The correlation of GCA incidence with AL is highly significant: GCA incidence peaks 0-1 year after the AL reaches its minimum (ie, auroral electrojet reaches a maximum). The correlation of RA incidence with AL is also highly significant. RA incidence rates are lowest 5-7 years after AL reaches maximum. AL, GCA and RA incidence power spectra are similar: they have a main peak (periodicity) at about 10 years and a minor peak at 4-5 years. However, the RA incidence power spectrum main peak is broader (8-11 years), which partly explains the lower correlation between RA onset and AL. The auroral electrojets may be linked to the decline of RA incidence more strongly than the onset of RA. The incidences of RA and GCA are aligned in geomagnetic latitude.
AL and the incidences of GCA and RA all have a major periodicity of about 10 years and a secondary periodicity at 4-5 years. Geomagnetic activity may explain the temporal and spatial variations, including east-west skewness in geographic coordinates, in GCA and RA incidence, although the mechanism is unknown. The link with solar, geospace and atmospheric parameters need to be investigated. These novel findings warrant examination in other populations and with other autoimmune diseases.
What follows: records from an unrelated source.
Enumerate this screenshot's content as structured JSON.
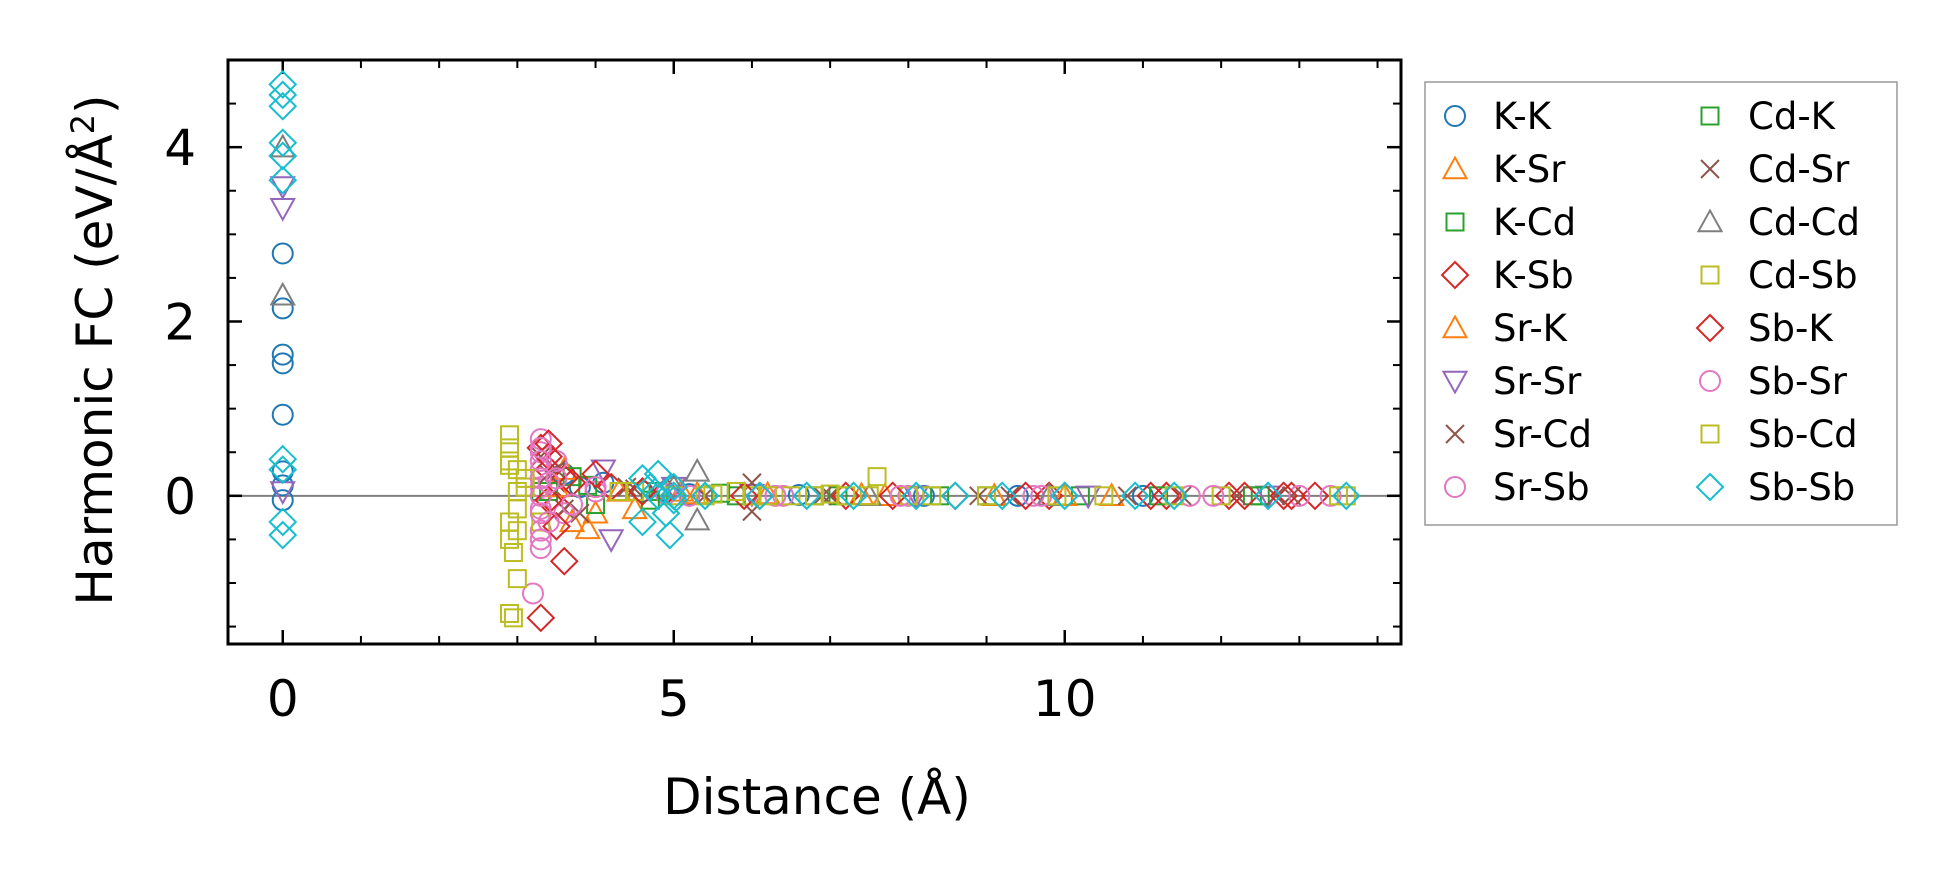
{
  "chart_data": {
    "type": "scatter",
    "title": "",
    "xlabel": "Distance (Å)",
    "ylabel_main": "Harmonic FC (eV/Å",
    "ylabel_sup": "2",
    "ylabel_end": ")",
    "xlim": [
      -0.7,
      14.3
    ],
    "ylim": [
      -1.7,
      5.0
    ],
    "xticks": [
      0,
      5,
      10
    ],
    "xtick_labels": [
      "0",
      "5",
      "10"
    ],
    "yticks": [
      0,
      2,
      4
    ],
    "ytick_labels": [
      "0",
      "2",
      "4"
    ],
    "x_minor_step": 1,
    "y_minor_step": 0.5,
    "zero_line": 0,
    "grid": false,
    "legend_position": "outside-right",
    "legend_columns": 2,
    "series": [
      {
        "name": "K-K",
        "marker": "circle",
        "color": "#1f77b4",
        "points": [
          [
            0,
            2.78
          ],
          [
            0,
            2.15
          ],
          [
            0,
            1.62
          ],
          [
            0,
            1.52
          ],
          [
            0,
            0.93
          ],
          [
            0,
            0.28
          ],
          [
            0,
            0.12
          ],
          [
            0,
            -0.05
          ],
          [
            3.3,
            0.2
          ],
          [
            3.6,
            0.25
          ],
          [
            3.8,
            0.1
          ],
          [
            4.1,
            0.15
          ],
          [
            4.6,
            0.05
          ],
          [
            5.2,
            0.02
          ],
          [
            6.6,
            0.01
          ],
          [
            8.2,
            0.0
          ],
          [
            9.4,
            0.0
          ],
          [
            11.0,
            0.0
          ]
        ]
      },
      {
        "name": "K-Sr",
        "marker": "triangle-up",
        "color": "#ff7f0e",
        "points": [
          [
            3.6,
            0.3
          ],
          [
            3.9,
            -0.38
          ],
          [
            4.0,
            -0.2
          ],
          [
            4.5,
            -0.15
          ],
          [
            5.1,
            0.05
          ],
          [
            6.2,
            0.02
          ],
          [
            7.4,
            0.01
          ],
          [
            9.1,
            0.0
          ],
          [
            10.6,
            0.0
          ]
        ]
      },
      {
        "name": "K-Cd",
        "marker": "square",
        "color": "#2ca02c",
        "points": [
          [
            3.3,
            0.05
          ],
          [
            3.7,
            0.22
          ],
          [
            4.0,
            -0.1
          ],
          [
            4.8,
            0.05
          ],
          [
            5.6,
            0.03
          ],
          [
            6.8,
            0.0
          ],
          [
            8.4,
            0.0
          ],
          [
            10.2,
            0.0
          ],
          [
            12.4,
            0.0
          ]
        ]
      },
      {
        "name": "K-Sb",
        "marker": "diamond",
        "color": "#d62728",
        "points": [
          [
            3.3,
            0.55
          ],
          [
            3.4,
            0.3
          ],
          [
            3.5,
            -0.1
          ],
          [
            3.6,
            0.2
          ],
          [
            4.2,
            0.1
          ],
          [
            4.9,
            0.05
          ],
          [
            6.1,
            0.0
          ],
          [
            7.2,
            0.0
          ],
          [
            8.6,
            0.0
          ],
          [
            9.8,
            0.0
          ],
          [
            11.3,
            0.0
          ],
          [
            12.1,
            0.0
          ],
          [
            12.9,
            0.0
          ],
          [
            13.2,
            0.0
          ]
        ]
      },
      {
        "name": "Sr-K",
        "marker": "triangle-up",
        "color": "#ff7f0e",
        "points": [
          [
            3.5,
            0.1
          ],
          [
            3.7,
            -0.3
          ],
          [
            4.3,
            0.05
          ],
          [
            5.3,
            0.02
          ],
          [
            7.7,
            0.0
          ],
          [
            10.0,
            0.0
          ]
        ]
      },
      {
        "name": "Sr-Sr",
        "marker": "triangle-down",
        "color": "#9467bd",
        "points": [
          [
            0,
            3.55
          ],
          [
            0,
            3.3
          ],
          [
            0,
            0.05
          ],
          [
            4.1,
            0.3
          ],
          [
            4.2,
            -0.5
          ],
          [
            5.0,
            0.1
          ],
          [
            6.0,
            0.02
          ],
          [
            8.1,
            0.0
          ],
          [
            10.3,
            0.0
          ],
          [
            12.6,
            0.0
          ]
        ]
      },
      {
        "name": "Sr-Cd",
        "marker": "x",
        "color": "#8c564b",
        "points": [
          [
            3.3,
            0.45
          ],
          [
            3.5,
            0.3
          ],
          [
            3.8,
            -0.2
          ],
          [
            4.4,
            0.1
          ],
          [
            6.0,
            0.15
          ],
          [
            6.0,
            -0.18
          ],
          [
            7.0,
            0.0
          ],
          [
            8.9,
            0.0
          ],
          [
            10.8,
            0.0
          ],
          [
            12.2,
            0.0
          ],
          [
            12.9,
            0.0
          ]
        ]
      },
      {
        "name": "Sr-Sb",
        "marker": "circle",
        "color": "#e377c2",
        "points": [
          [
            3.3,
            0.65
          ],
          [
            3.3,
            0.5
          ],
          [
            3.3,
            0.3
          ],
          [
            3.3,
            0.1
          ],
          [
            3.3,
            -0.15
          ],
          [
            3.3,
            -0.4
          ],
          [
            3.3,
            -0.6
          ],
          [
            3.2,
            -1.12
          ],
          [
            3.5,
            0.4
          ],
          [
            3.6,
            -0.2
          ],
          [
            4.0,
            0.05
          ],
          [
            4.9,
            0.02
          ],
          [
            6.4,
            0.0
          ],
          [
            8.0,
            0.0
          ],
          [
            9.6,
            0.0
          ],
          [
            11.6,
            0.0
          ],
          [
            13.0,
            0.0
          ]
        ]
      },
      {
        "name": "Cd-K",
        "marker": "square",
        "color": "#2ca02c",
        "points": [
          [
            3.4,
            0.05
          ],
          [
            3.9,
            0.12
          ],
          [
            4.7,
            -0.05
          ],
          [
            5.8,
            0.0
          ],
          [
            7.1,
            0.0
          ],
          [
            9.0,
            0.0
          ],
          [
            11.2,
            0.0
          ],
          [
            12.5,
            0.0
          ]
        ]
      },
      {
        "name": "Cd-Sr",
        "marker": "x",
        "color": "#8c564b",
        "points": [
          [
            3.4,
            0.25
          ],
          [
            3.6,
            -0.15
          ],
          [
            4.5,
            0.08
          ],
          [
            5.4,
            0.0
          ],
          [
            6.9,
            0.0
          ],
          [
            9.3,
            0.0
          ],
          [
            11.5,
            0.0
          ],
          [
            12.7,
            0.0
          ]
        ]
      },
      {
        "name": "Cd-Cd",
        "marker": "triangle-up",
        "color": "#7f7f7f",
        "points": [
          [
            0,
            2.3
          ],
          [
            0,
            4.0
          ],
          [
            5.3,
            0.28
          ],
          [
            5.3,
            -0.28
          ],
          [
            5.0,
            0.1
          ],
          [
            7.5,
            0.0
          ],
          [
            9.8,
            0.0
          ]
        ]
      },
      {
        "name": "Cd-Sb",
        "marker": "square",
        "color": "#bcbd22",
        "points": [
          [
            2.9,
            0.7
          ],
          [
            2.9,
            0.55
          ],
          [
            2.9,
            0.35
          ],
          [
            3.0,
            0.3
          ],
          [
            3.0,
            0.05
          ],
          [
            3.0,
            -0.15
          ],
          [
            2.9,
            -0.3
          ],
          [
            2.9,
            -0.5
          ],
          [
            2.95,
            -0.65
          ],
          [
            3.0,
            -0.95
          ],
          [
            2.9,
            -1.35
          ],
          [
            2.95,
            -1.4
          ],
          [
            3.1,
            0.1
          ],
          [
            3.3,
            -0.3
          ],
          [
            4.5,
            0.05
          ],
          [
            5.0,
            0.0
          ],
          [
            5.5,
            0.02
          ],
          [
            6.0,
            0.0
          ],
          [
            6.5,
            0.0
          ],
          [
            7.0,
            0.02
          ],
          [
            7.5,
            0.0
          ],
          [
            7.6,
            0.22
          ],
          [
            8.0,
            0.0
          ],
          [
            9.0,
            0.0
          ],
          [
            10.5,
            0.0
          ],
          [
            12.0,
            0.0
          ],
          [
            13.6,
            0.0
          ]
        ]
      },
      {
        "name": "Sb-K",
        "marker": "diamond",
        "color": "#d62728",
        "points": [
          [
            3.4,
            0.6
          ],
          [
            3.4,
            0.45
          ],
          [
            3.4,
            -0.05
          ],
          [
            3.5,
            -0.35
          ],
          [
            3.6,
            -0.75
          ],
          [
            3.3,
            -1.4
          ],
          [
            3.7,
            0.15
          ],
          [
            4.0,
            0.25
          ],
          [
            4.6,
            0.05
          ],
          [
            5.9,
            0.0
          ],
          [
            7.8,
            0.0
          ],
          [
            9.5,
            0.0
          ],
          [
            11.1,
            0.0
          ],
          [
            12.3,
            0.0
          ],
          [
            12.8,
            0.0
          ]
        ]
      },
      {
        "name": "Sb-Sr",
        "marker": "circle",
        "color": "#e377c2",
        "points": [
          [
            3.3,
            0.55
          ],
          [
            3.3,
            0.4
          ],
          [
            3.3,
            0.2
          ],
          [
            3.3,
            0.0
          ],
          [
            3.3,
            -0.2
          ],
          [
            3.3,
            -0.5
          ],
          [
            3.4,
            0.15
          ],
          [
            3.4,
            -0.3
          ],
          [
            3.5,
            0.2
          ],
          [
            3.7,
            -0.1
          ],
          [
            4.0,
            0.1
          ],
          [
            5.2,
            0.0
          ],
          [
            6.3,
            0.0
          ],
          [
            7.9,
            0.0
          ],
          [
            9.7,
            0.0
          ],
          [
            11.9,
            0.0
          ],
          [
            13.4,
            0.0
          ]
        ]
      },
      {
        "name": "Sb-Cd",
        "marker": "square",
        "color": "#bcbd22",
        "points": [
          [
            2.9,
            0.4
          ],
          [
            3.0,
            -0.4
          ],
          [
            3.1,
            0.2
          ],
          [
            4.3,
            0.05
          ],
          [
            5.4,
            0.0
          ],
          [
            5.8,
            0.05
          ],
          [
            6.2,
            0.0
          ],
          [
            6.8,
            0.0
          ],
          [
            7.2,
            0.0
          ],
          [
            8.3,
            0.0
          ],
          [
            9.9,
            0.0
          ],
          [
            11.4,
            0.0
          ],
          [
            13.5,
            0.0
          ]
        ]
      },
      {
        "name": "Sb-Sb",
        "marker": "diamond",
        "color": "#17becf",
        "points": [
          [
            0,
            4.72
          ],
          [
            0,
            4.6
          ],
          [
            0,
            4.47
          ],
          [
            0,
            4.05
          ],
          [
            0,
            3.9
          ],
          [
            0,
            3.62
          ],
          [
            0,
            0.42
          ],
          [
            0,
            0.3
          ],
          [
            0,
            -0.3
          ],
          [
            0,
            -0.45
          ],
          [
            4.6,
            0.2
          ],
          [
            4.6,
            -0.3
          ],
          [
            4.7,
            0.1
          ],
          [
            4.8,
            0.25
          ],
          [
            4.8,
            0.0
          ],
          [
            4.9,
            -0.2
          ],
          [
            4.95,
            -0.45
          ],
          [
            5.0,
            0.1
          ],
          [
            5.0,
            -0.05
          ],
          [
            5.0,
            0.0
          ],
          [
            5.4,
            0.0
          ],
          [
            6.1,
            0.0
          ],
          [
            6.7,
            0.0
          ],
          [
            7.3,
            0.0
          ],
          [
            8.1,
            0.0
          ],
          [
            8.6,
            0.0
          ],
          [
            9.2,
            0.0
          ],
          [
            10.0,
            0.0
          ],
          [
            10.9,
            0.0
          ],
          [
            11.4,
            0.0
          ],
          [
            12.6,
            0.0
          ],
          [
            13.6,
            0.0
          ]
        ]
      }
    ]
  }
}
研究太阳活动周期和地磁效应对巨细胞动脉炎(GCA)和类风湿关节炎(RA)发病率的影响。
我们使用了基于人群队列研究中GCA患者(1950 - 2004年)和RA患者(1955 - 2007年)的数据。年龄和性别调整后的年发病率趋势与F10.7指数(10.7厘米波长的太阳辐射,代表太阳极紫外辐射)和AL指数(代表向西极光电集流,是地磁活动的一种度量)相关。对AL、F10.7以及GCA和RA发病率进行了傅里叶分析。
GCA发病率与AL的相关性非常显著:在AL达到最小值(即极光电集流达到最大值)后的0 - 1年,GCA发病率达到峰值。RA发病率与AL的相关性也非常显著。在AL达到最大值后的5 - 7年,RA发病率最低。AL、GCA和RA发病率的功率谱相似:它们在约10年处有一个主峰(周期性),在4 - 5年处有一个次峰。然而,RA发病率功率谱的主峰更宽(8 - 11年),这部分解释了RA发病与AL之间较低的相关性。极光电集流与RA发病率下降的联系可能比与RA发病的联系更强。RA和GCA的发病率在地磁纬度上是一致的。
AL以及GCA和RA的发病率都有一个约10年的主要周期性和一个4 - 5年的次要周期性。地磁活动可能解释了GCA和RA发病率的时间和空间变化,包括地理坐标上的东西偏斜,尽管其机制尚不清楚。需要研究与太阳、地球空间和大气参数的联系。这些新发现值得在其他人群和其他自身免疫性疾病中进行检验。